CM
Kürzel für Command Module.
CM: die Raumschiffkabine, in der Astronauten leben und arbeiten
Das Kommandomodul ist der druckdichte Besatzungsbereich eines Raumschiffs, das Astronauten während des Flugs, beim Wiedereintritt und bei der Landung schützen soll. Im Apollo-Programm war das CM eine konische Aluminiumstruktur mit einer Höhe von etwa 3,3 Metern und einem Durchmesser von 3,9 Metern an der Basis mit einem Gewicht von etwa 5.800 Kilogramm. Es enthielt Lebenserhaltungssysteme, Lageregelungsdüsen und Messinstrumente; drei Besatzungsmitglieder saßen in einer einzelnen Kabine ohne innere Unterteilung, abgesehen von Gerätelagerungsbuchten unter den Sitzen.
Das CM unterscheidet sich grundlegend vom Servicemodul, das dahinter folgt und Brennstoffzellen, kryogene Lagertanks und das Haupttriebwerk enthält. Beim Start sitzt das Kommandomodul oben auf dem Servicemodul; die beiden Module docken mit dem Mondlandefahrzeug in der Umlaufbahn an, aber nur das CM hat einen Hitzeschutzschild, der beim atmosphärischen Wiedereintritt mit Rückkehrgeschwindigkeiten vom Mond von etwa 11 Kilometern pro Sekunde bewertet ist. Das stumpfe Ende des konischen Designs zeigt während des Aufstiegs nach vorne und wird während des Abstiegs durch einen ablativen Hitzeschutzschild geschützt.
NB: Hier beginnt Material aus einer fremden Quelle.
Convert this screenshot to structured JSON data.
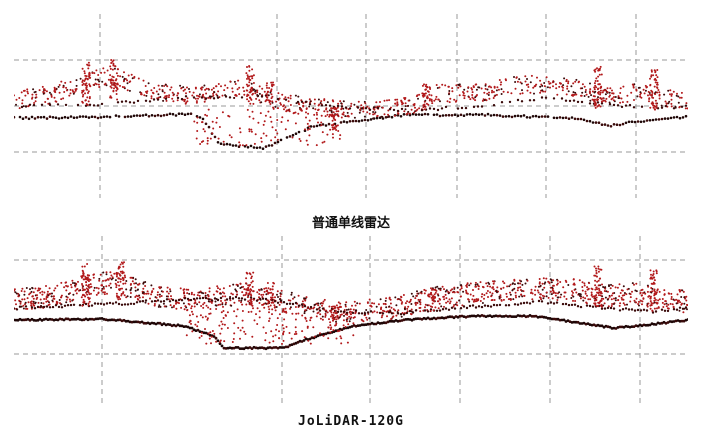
{
  "panels": [
    {
      "caption": "普通单线雷达"
    },
    {
      "caption": "JoLiDAR-120G"
    }
  ],
  "colors": {
    "grid": "#9a9a9a",
    "point_red": "#b2191b",
    "point_dark": "#3a0a0a",
    "ground_dark": "#1e0606"
  }
}
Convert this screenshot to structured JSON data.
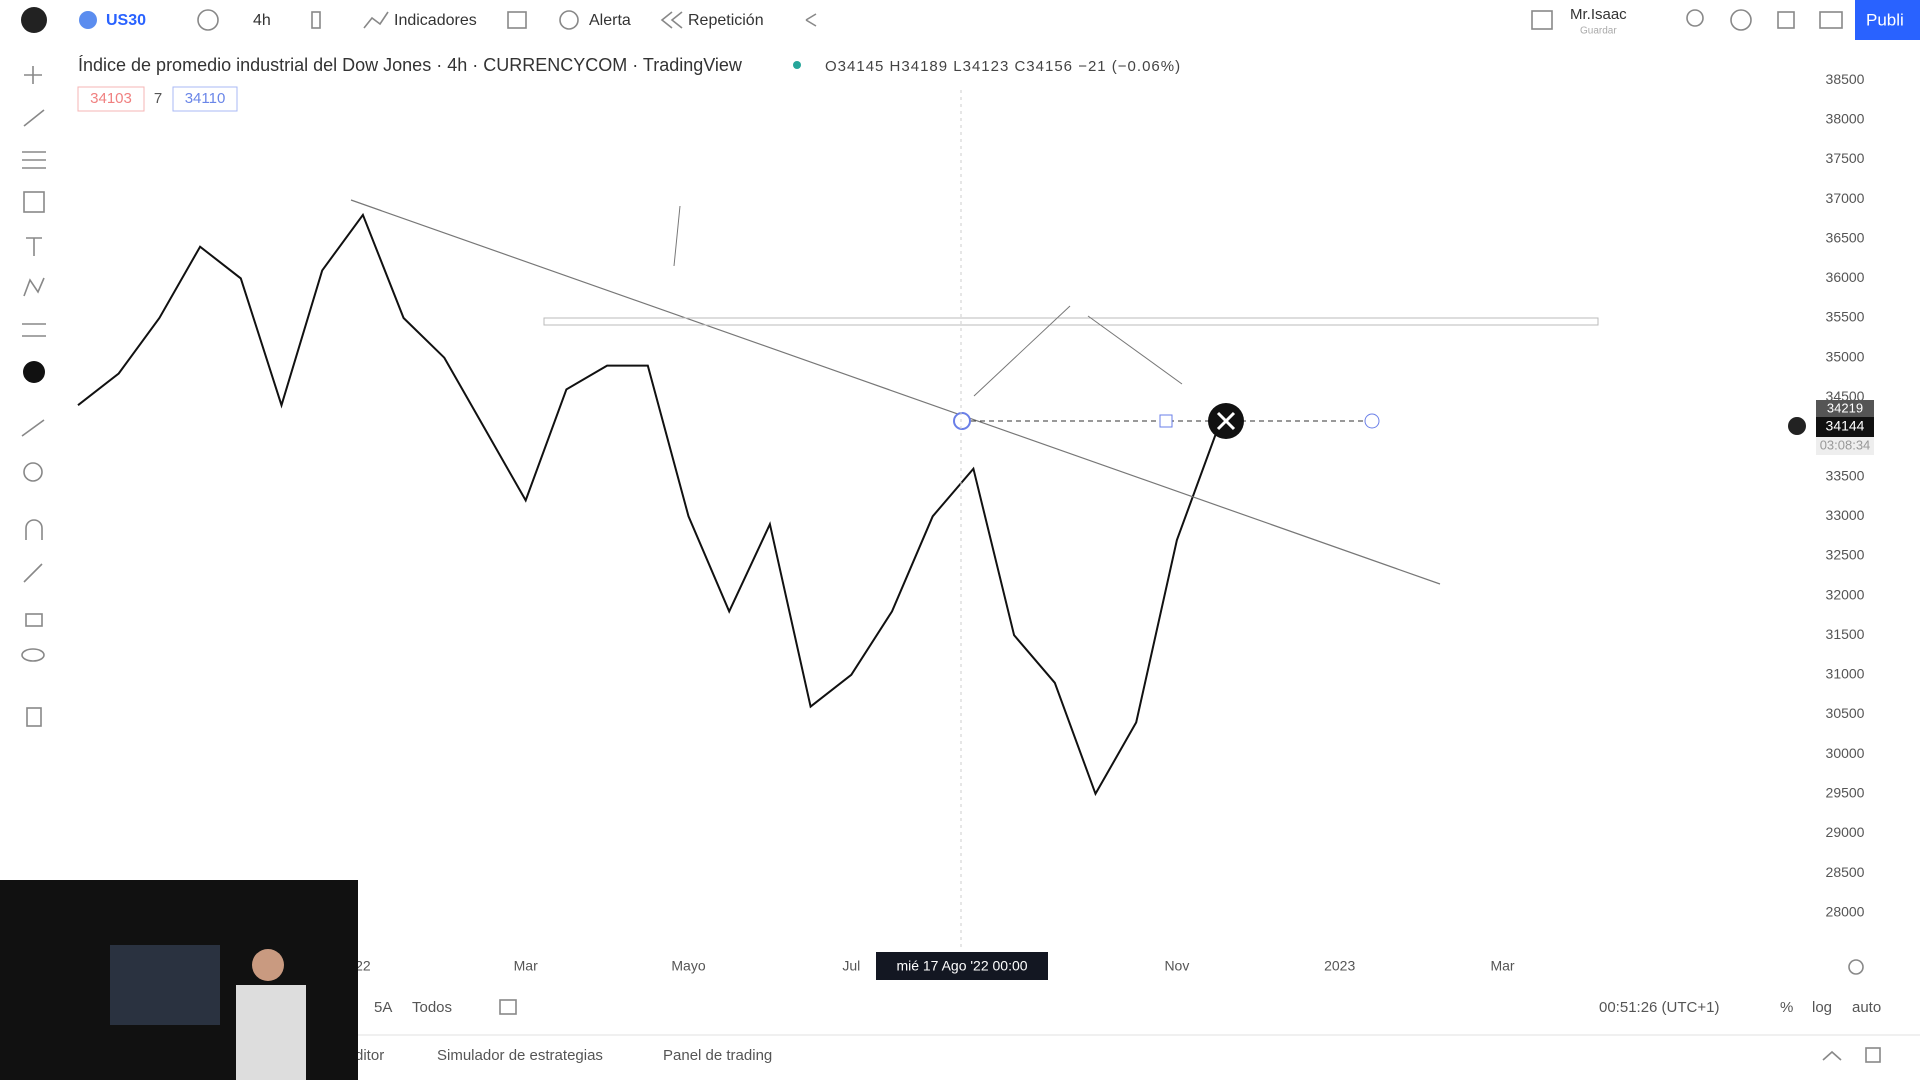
{
  "toolbar": {
    "symbol": "US30",
    "interval": "4h",
    "indicators": "Indicadores",
    "alert": "Alerta",
    "replay": "Repetición",
    "user": "Mr.Isaac",
    "save": "Guardar",
    "publish": "Publi"
  },
  "legend": {
    "title": "Índice de promedio industrial del Dow Jones · 4h · CURRENCYCOM · TradingView",
    "ohlc": "O34145 H34189 L34123 C34156 −21 (−0.06%)",
    "sell": "34103",
    "spread": "7",
    "buy": "34110"
  },
  "price_axis": {
    "high": "34219",
    "last": "34144",
    "countdown": "03:08:34"
  },
  "crosshair_date": "mié 17 Ago '22   00:00",
  "bottom": {
    "range_5y": "5A",
    "range_all": "Todos",
    "clock": "00:51:26 (UTC+1)",
    "percent": "%",
    "log": "log",
    "auto": "auto",
    "editor": "Editor",
    "strategy": "Simulador de estrategias",
    "trading": "Panel de trading"
  },
  "chart_data": {
    "type": "line",
    "color": "#111111",
    "categories": [
      null,
      null,
      null,
      null,
      null,
      null,
      null,
      "22",
      null,
      null,
      null,
      "Mar",
      null,
      null,
      null,
      "Mayo",
      null,
      null,
      null,
      "Jul",
      null,
      null,
      null,
      null,
      null,
      null,
      null,
      "Nov",
      null,
      null,
      null,
      "2023",
      null,
      null,
      null,
      "Mar",
      null
    ],
    "values": [
      34400,
      34800,
      35500,
      36400,
      36000,
      34400,
      36100,
      36800,
      35500,
      35000,
      34100,
      33200,
      34600,
      34900,
      34900,
      33000,
      31800,
      32900,
      30600,
      31000,
      31800,
      33000,
      33600,
      31500,
      30900,
      29500,
      30400,
      32700,
      34100,
      null,
      null,
      null,
      null,
      null,
      null,
      null,
      null
    ],
    "ylim": [
      27530,
      38880
    ],
    "yticks": [
      28000,
      28500,
      29000,
      29500,
      30000,
      30500,
      31000,
      31500,
      32000,
      32500,
      33000,
      33500,
      34000,
      34500,
      35000,
      35500,
      36000,
      36500,
      37000,
      37500,
      38000,
      38500
    ],
    "grid": false
  }
}
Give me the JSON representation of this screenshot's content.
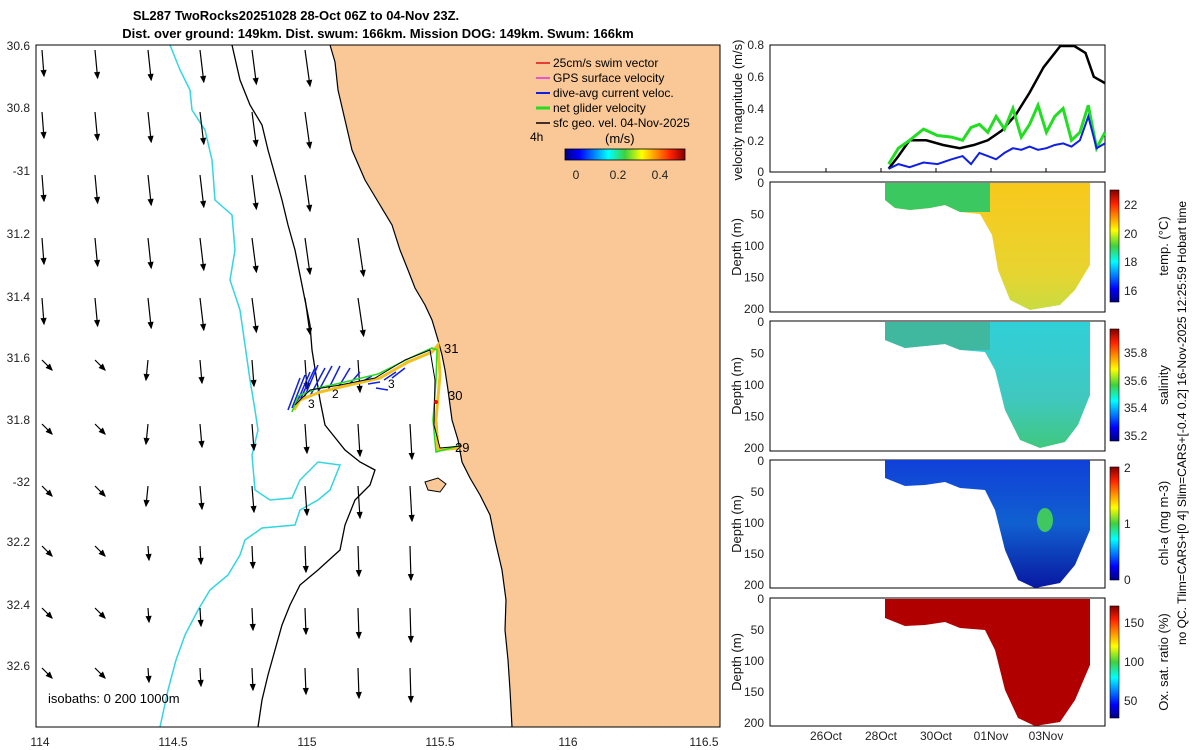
{
  "colors": {
    "land": "#f9c896",
    "isobath_0": "#000000",
    "isobath_200": "#000000",
    "isobath_1000": "#33d6e0",
    "swim_vector": "#e01010",
    "gps_velocity": "#e030e0",
    "dive_avg": "#1020e0",
    "net_glider": "#22dd22",
    "sfc_geo": "#000000",
    "track": "#f0c020"
  },
  "header": {
    "title_line1": "SL287 TwoRocks20251028 28-Oct 06Z to 04-Nov 23Z.",
    "title_line2": "Dist. over ground: 149km. Dist. swum: 166km. Mission DOG: 149km. Swum: 166km"
  },
  "map": {
    "legend": [
      {
        "key": "swim_vector",
        "label": "25cm/s swim vector"
      },
      {
        "key": "gps_velocity",
        "label": "GPS surface velocity"
      },
      {
        "key": "dive_avg",
        "label": "dive-avg current veloc."
      },
      {
        "key": "net_glider",
        "label": "net glider velocity"
      },
      {
        "key": "sfc_geo",
        "label": "sfc geo. vel. 04-Nov-2025"
      }
    ],
    "time_step_label": "4h",
    "colorbar_units": "(m/s)",
    "colorbar_ticks": [
      "0",
      "0.2",
      "0.4"
    ],
    "isobaths_label": "isobaths: 0   200  1000m",
    "lat_ticks": [
      "30.6",
      "30.8",
      "-31",
      "31.2",
      "31.4",
      "31.6",
      "31.8",
      "-32",
      "32.2",
      "32.4",
      "32.6"
    ],
    "lon_ticks": [
      "114",
      "114.5",
      "115",
      "115.5",
      "116",
      "116.5"
    ],
    "day_labels": [
      {
        "text": "31"
      },
      {
        "text": "30"
      },
      {
        "text": "29"
      },
      {
        "text": "3"
      },
      {
        "text": "2"
      },
      {
        "text": "3"
      }
    ]
  },
  "timeseries": {
    "velocity_ylabel": "velocity magnitude (m/s)",
    "velocity_yticks": [
      "0.8",
      "0.6",
      "0.4",
      "0.2",
      "0"
    ],
    "depth_label": "Depth (m)",
    "depth_ticks": [
      "0",
      "50",
      "100",
      "150",
      "200"
    ],
    "x_ticks": [
      "26Oct",
      "28Oct",
      "30Oct",
      "01Nov",
      "03Nov"
    ],
    "side_note": "no QC. Tlim=CARS+[0 4] Slim=CARS+[-0.4 0.2] 16-Nov-2025 12:25:59 Hobart time",
    "panels": [
      {
        "name": "temperature",
        "label": "temp. (°C)",
        "ticks": [
          "22",
          "20",
          "18",
          "16"
        ]
      },
      {
        "name": "salinity",
        "label": "salinity",
        "ticks": [
          "35.8",
          "35.6",
          "35.4",
          "35.2"
        ]
      },
      {
        "name": "chlorophyll",
        "label": "chl-a (mg m-3)",
        "ticks": [
          "2",
          "1",
          "0"
        ]
      },
      {
        "name": "oxygen",
        "label": "Ox. sat. ratio (%)",
        "ticks": [
          "150",
          "100",
          "50"
        ]
      }
    ]
  },
  "chart_data": {
    "type": "line",
    "title": "SL287 TwoRocks20251028 28-Oct 06Z to 04-Nov 23Z.",
    "xlabel": "",
    "ylabel": "velocity magnitude (m/s)",
    "x_range_days_from_24Oct": [
      0,
      12
    ],
    "ylim": [
      0,
      0.8
    ],
    "series": [
      {
        "name": "sfc geo. vel.",
        "x": [
          4.25,
          4.6,
          5.0,
          5.6,
          6.2,
          6.8,
          7.3,
          7.8,
          8.3,
          8.8,
          9.3,
          9.8,
          10.4,
          10.9,
          11.3,
          11.6,
          12.0
        ],
        "values": [
          0.02,
          0.1,
          0.2,
          0.2,
          0.17,
          0.15,
          0.17,
          0.2,
          0.26,
          0.36,
          0.5,
          0.66,
          0.8,
          0.82,
          0.75,
          0.6,
          0.56
        ]
      },
      {
        "name": "net glider velocity",
        "x": [
          4.25,
          4.6,
          5.0,
          5.5,
          6.0,
          6.5,
          6.9,
          7.2,
          7.5,
          7.8,
          8.1,
          8.4,
          8.7,
          9.0,
          9.3,
          9.6,
          9.9,
          10.2,
          10.5,
          10.8,
          11.1,
          11.4,
          11.7,
          12.0
        ],
        "values": [
          0.05,
          0.15,
          0.2,
          0.27,
          0.23,
          0.22,
          0.2,
          0.28,
          0.3,
          0.25,
          0.35,
          0.27,
          0.4,
          0.22,
          0.3,
          0.42,
          0.25,
          0.35,
          0.4,
          0.2,
          0.25,
          0.42,
          0.15,
          0.25
        ]
      },
      {
        "name": "dive-avg current veloc.",
        "x": [
          4.25,
          4.6,
          5.0,
          5.5,
          6.0,
          6.5,
          6.9,
          7.2,
          7.5,
          7.8,
          8.1,
          8.4,
          8.7,
          9.0,
          9.3,
          9.6,
          9.9,
          10.2,
          10.5,
          10.8,
          11.1,
          11.4,
          11.7,
          12.0
        ],
        "values": [
          0.02,
          0.05,
          0.03,
          0.06,
          0.05,
          0.08,
          0.1,
          0.05,
          0.12,
          0.1,
          0.08,
          0.12,
          0.15,
          0.14,
          0.16,
          0.14,
          0.15,
          0.17,
          0.18,
          0.16,
          0.2,
          0.35,
          0.15,
          0.18
        ]
      }
    ]
  }
}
Entwurfsvarianten und Betrieb
Das Innere eines CM enthielt fünf Hauptsysteme: Lageregelung (kleine Düsen zum Manövrieren), Führung und Navigation (Computer und Messinstrumente), Lebenserhaltung (Sauerstoff, Wasser, Kohlendioxidfilterung), elektrische Stromversorgung (Brennstoffzellen oder Batterien) und Umweltregelung (Temperatur- und Feuchtigkeitsregelung). Der Einstieg erfolgte durch eine einzelne Seitenluke; Besatzungsmitglieder betraten den Raum beim Start in Raumanzügen und landeten in denselben Anzügen. Die drei Besatzungspositionen waren dreieckig angeordnet, mit dem Kommandant und dem Mondlandefahrzeugpilot in vorderen Sitzen und dem Kommandomodulpilot im hinteren mittleren Sitz.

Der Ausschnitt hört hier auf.